Assumindo que a associação entre amamentação e inteligência se deva, ao menos
parcialmente, pelo fato do leite materno ser fonte de LC-PUFAs pré-formados tais
como o DHA, seria plausível existir uma interação entre variantes genéticas nos genes
da família FADS e amamentação. Mais especificamente, se esperaria um efeito mais
evidente da amamentação sobre a inteligência em indivíduos portadores de genótipos
associados a uma menor síntese endógena de LC-PUFAs.
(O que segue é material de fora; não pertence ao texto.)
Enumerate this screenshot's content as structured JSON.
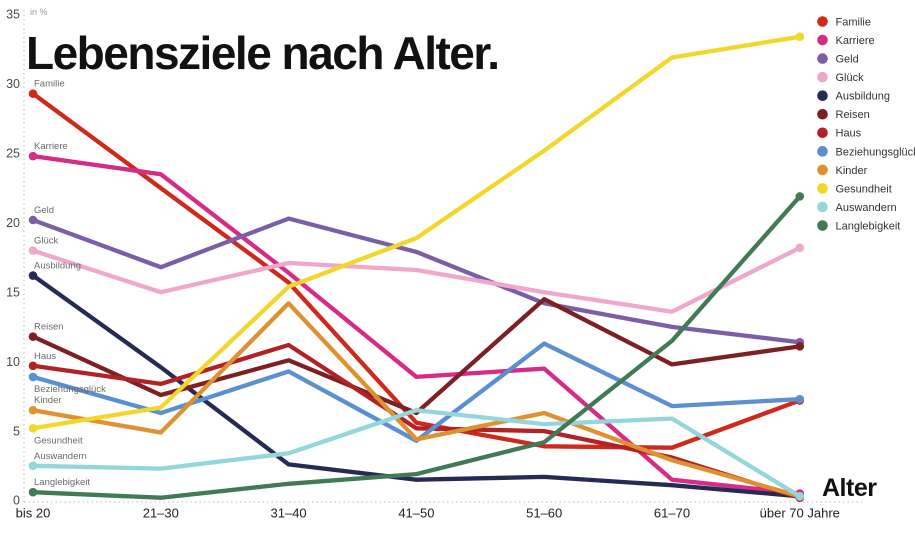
{
  "title": "Lebensziele nach Alter.",
  "unit_label": "in %",
  "x_axis_title": "Alter",
  "chart_data": {
    "type": "line",
    "title": "Lebensziele nach Alter.",
    "xlabel": "Alter",
    "ylabel": "in %",
    "ylim": [
      0,
      35
    ],
    "yticks": [
      0,
      5,
      10,
      15,
      20,
      25,
      30,
      35
    ],
    "grid": false,
    "legend_position": "top-right",
    "categories": [
      "bis 20",
      "21–30",
      "31–40",
      "41–50",
      "51–60",
      "61–70",
      "über 70 Jahre"
    ],
    "series": [
      {
        "name": "Familie",
        "color": "#cf291c",
        "values": [
          29.3,
          22.5,
          15.7,
          5.6,
          3.9,
          3.8,
          7.2
        ]
      },
      {
        "name": "Karriere",
        "color": "#d62b87",
        "values": [
          24.8,
          23.5,
          16.4,
          8.9,
          9.5,
          1.5,
          0.5
        ]
      },
      {
        "name": "Geld",
        "color": "#7b5ea7",
        "values": [
          20.2,
          16.8,
          20.3,
          17.9,
          14.2,
          12.5,
          11.4
        ]
      },
      {
        "name": "Glück",
        "color": "#efa8cb",
        "values": [
          18.0,
          15.0,
          17.1,
          16.6,
          15.0,
          13.6,
          18.2
        ]
      },
      {
        "name": "Ausbildung",
        "color": "#252b52",
        "values": [
          16.2,
          9.6,
          2.6,
          1.5,
          1.7,
          1.1,
          0.3
        ]
      },
      {
        "name": "Reisen",
        "color": "#7d2023",
        "values": [
          11.8,
          7.6,
          10.1,
          6.3,
          14.5,
          9.8,
          11.1
        ]
      },
      {
        "name": "Haus",
        "color": "#b22126",
        "values": [
          9.7,
          8.4,
          11.2,
          5.2,
          5.0,
          3.1,
          0.2
        ]
      },
      {
        "name": "Beziehungsglück",
        "color": "#5a8fd1",
        "values": [
          8.9,
          6.3,
          9.3,
          4.3,
          11.3,
          6.8,
          7.3
        ]
      },
      {
        "name": "Kinder",
        "color": "#de912e",
        "values": [
          6.5,
          4.9,
          14.2,
          4.4,
          6.3,
          2.9,
          0.3
        ]
      },
      {
        "name": "Gesundheit",
        "color": "#f4d62a",
        "values": [
          5.2,
          6.7,
          15.4,
          18.9,
          25.2,
          31.9,
          33.4
        ]
      },
      {
        "name": "Auswandern",
        "color": "#93d6dc",
        "values": [
          2.5,
          2.3,
          3.4,
          6.5,
          5.5,
          5.9,
          0.3
        ]
      },
      {
        "name": "Langlebigkeit",
        "color": "#417a55",
        "values": [
          0.6,
          0.2,
          1.2,
          1.9,
          4.2,
          11.5,
          21.9
        ]
      }
    ]
  }
}
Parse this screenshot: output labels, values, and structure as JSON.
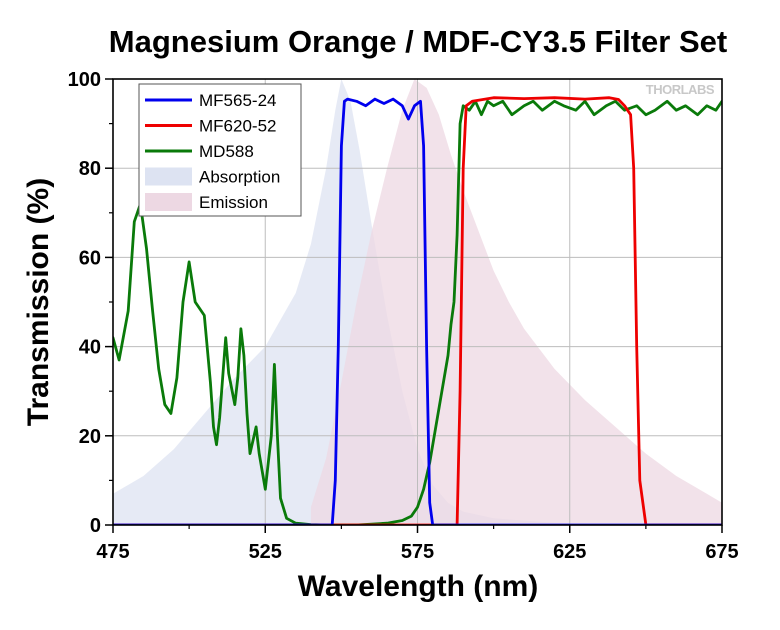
{
  "chart_data": {
    "type": "line",
    "title": "Magnesium Orange / MDF-CY3.5 Filter Set",
    "xlabel": "Wavelength (nm)",
    "ylabel": "Transmission (%)",
    "xlim": [
      475,
      675
    ],
    "ylim": [
      0,
      100
    ],
    "x_ticks": [
      475,
      525,
      575,
      625,
      675
    ],
    "y_ticks": [
      0,
      20,
      40,
      60,
      80,
      100
    ],
    "grid": true,
    "legend_position": "top-left",
    "watermark": "THORLABS",
    "series": [
      {
        "name": "Absorption",
        "kind": "area",
        "color": "#dde3f2",
        "x": [
          475,
          485,
          495,
          505,
          515,
          525,
          535,
          540,
          545,
          548,
          550,
          553,
          556,
          560,
          565,
          570,
          575,
          580,
          585,
          590,
          600,
          620,
          650,
          675
        ],
        "y": [
          7,
          11,
          17,
          25,
          33,
          40,
          52,
          63,
          80,
          93,
          100,
          95,
          84,
          67,
          47,
          30,
          17,
          9,
          5,
          3,
          1.5,
          0.5,
          0.2,
          0
        ]
      },
      {
        "name": "Emission",
        "kind": "area",
        "color": "#edd8e3",
        "x": [
          540,
          545,
          550,
          555,
          560,
          565,
          570,
          574,
          578,
          582,
          586,
          590,
          595,
          600,
          605,
          610,
          620,
          630,
          640,
          650,
          660,
          670,
          675
        ],
        "y": [
          4,
          15,
          32,
          50,
          66,
          80,
          93,
          100,
          98,
          92,
          83,
          75,
          66,
          57,
          50,
          44,
          35,
          28,
          22,
          16,
          11,
          7,
          5
        ]
      },
      {
        "name": "MF565-24",
        "kind": "line",
        "color": "#0000ee",
        "x": [
          475,
          547,
          548,
          549,
          550,
          551,
          552,
          555,
          558,
          561,
          564,
          567,
          570,
          572,
          574,
          576,
          577,
          578,
          579,
          580,
          675
        ],
        "y": [
          0,
          0,
          10,
          40,
          85,
          95,
          95.5,
          95,
          94,
          95.5,
          94.5,
          95.5,
          94,
          91,
          94,
          95,
          85,
          40,
          5,
          0,
          0
        ]
      },
      {
        "name": "MF620-52",
        "kind": "line",
        "color": "#ee0000",
        "x": [
          475,
          588,
          589,
          590,
          591,
          593,
          600,
          610,
          620,
          630,
          638,
          641,
          643,
          645,
          646,
          647,
          648,
          650,
          675
        ],
        "y": [
          0,
          0,
          30,
          80,
          94,
          95,
          95.8,
          95.6,
          95.8,
          95.5,
          95.8,
          95.4,
          94,
          92,
          80,
          40,
          10,
          0,
          0
        ]
      },
      {
        "name": "MD588",
        "kind": "line",
        "color": "#0a7a0a",
        "x": [
          475,
          477,
          480,
          482,
          484,
          486,
          488,
          490,
          492,
          494,
          496,
          498,
          500,
          502,
          505,
          507,
          508,
          509,
          510,
          512,
          513,
          515,
          516,
          517,
          518,
          519,
          520,
          522,
          523,
          525,
          527,
          528,
          529,
          530,
          532,
          535,
          540,
          545,
          550,
          555,
          560,
          565,
          570,
          573,
          575,
          577,
          579,
          581,
          583,
          585,
          586,
          587,
          588,
          589,
          590,
          592,
          594,
          596,
          598,
          600,
          603,
          606,
          610,
          613,
          616,
          620,
          623,
          627,
          630,
          633,
          637,
          640,
          643,
          647,
          650,
          653,
          657,
          660,
          663,
          667,
          670,
          673,
          675
        ],
        "y": [
          42,
          37,
          48,
          68,
          72,
          62,
          48,
          35,
          27,
          25,
          33,
          50,
          59,
          50,
          47,
          32,
          22,
          18,
          24,
          42,
          34,
          27,
          33,
          44,
          38,
          25,
          16,
          22,
          16,
          8,
          20,
          36,
          20,
          6,
          1.5,
          0.4,
          0.1,
          0,
          0,
          0,
          0.2,
          0.4,
          1,
          2,
          4,
          8,
          14,
          22,
          30,
          38,
          45,
          50,
          65,
          90,
          94,
          93,
          95,
          92,
          95,
          94,
          95,
          92,
          94,
          95,
          93,
          95,
          94,
          93,
          95,
          92,
          94,
          95,
          93,
          94,
          92,
          93,
          95,
          93,
          94,
          92,
          94,
          93,
          95
        ]
      }
    ]
  }
}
Estes indivíduos seriam mais
dependentes do DHA e outros LC-PUFAs presentes no leite materno para atingir os
níveis necessários destes ácidos graxos para o desenvolvimento cognitivo adequado
[77]. Esta hipótese pressupõe que, uma vez que os requerimentos nutricionais de LC-
PUFAs são atingidos, aumentos adicionais não conferem benefícios [77]. Assim, seria
possível investigar a importância dos LC-PUFAs na associação entre amamentação e
inteligência a partir de uma análise de interação FADS-amamentação.
No primeiro estudo a avaliar esta interação gene-ambiente, Caspi e colaboradores [78]
avaliaram dois SNPs no gene FADS2: rs174575 (alelo mais frequente C e menos
frequente G) e rs1535 (alelo mais frequente A e menos frequente G). Assim, de acordo
com a hipótese dos LC-PUFAs, seria esperado que a associação entre amamentação e
inteligência fosse mais evidente em indivíduos portadores do alelo G. Ao contrário do
que seria esperado, não foi evidenciada associação entre amamentação e QI aos 5-6
anos de idade em indivíduos homozigotos para o alelo G do SNP rs174575, mas a
associação esteve presente em indivíduos CC ou CG. O resultado foi similar em duas
amostras independentes (n=858 e n=1848) para o SNP rs174575, mas não para o SNP
rs1535 [78].
Os resultados de Caspi e colaboradores não foram replicados em estudos
subsequentes. O estudo ALSPAC utilizou QI aos 8 anos como desfecho e apresentou as
20
vantagens de ser a informação sobre amamentação coletada com menor tempo de
recordatório e de maior tamanho de amostra (n=5045), relativamente ao estudo de
Caspi. Os resultados do ALSPAC corroboraram a hipótese dos LC-PUFAs, ou seja, o
benefício da amamentação foi mais aparente nos indivíduos portadores de genétipos
associados a menor síntese endógena destes ácidos graxos [77]. Em contraste, outros
três estudos pequenos não detectaram qualquer interação. Apesar de que estes três
estudos foram restritos a gêmeos, a gemelaridade não foi explorada para analisar ou
interpretar os dados [80-82]. No entanto, comparar estudos de base populacional e
estudos somente em gêmeos com relação aos efeitos da amamentação é limitado
devido às diferenças sistemáticas que existem entre estes grupos de indivíduos [83,
84].
Figura 1. Vias metabólicas de síntese endógena de LC-PUFAs a partir de ácidos graxos
essenciais. As principais etapas reguladas pelos genes FADS1 e FADS2 estão marcadas
em vermelho. Esta figura foi obtida da publicação de Chisaguano e colaboradores [79].
21
MODELO CONCEITUAL
Com base no exposto acima, elaborou-se um modelo conceitual (Figura 2) que
orientará as análises propostas neste projeto e a interpretação dos resultados. O
modelo foi construído na forma de um DAG (directed acyclic graph, ou gráfico acíclico
direcionado) para traduzir as relações sendo postuladas em estratégias de análise [85].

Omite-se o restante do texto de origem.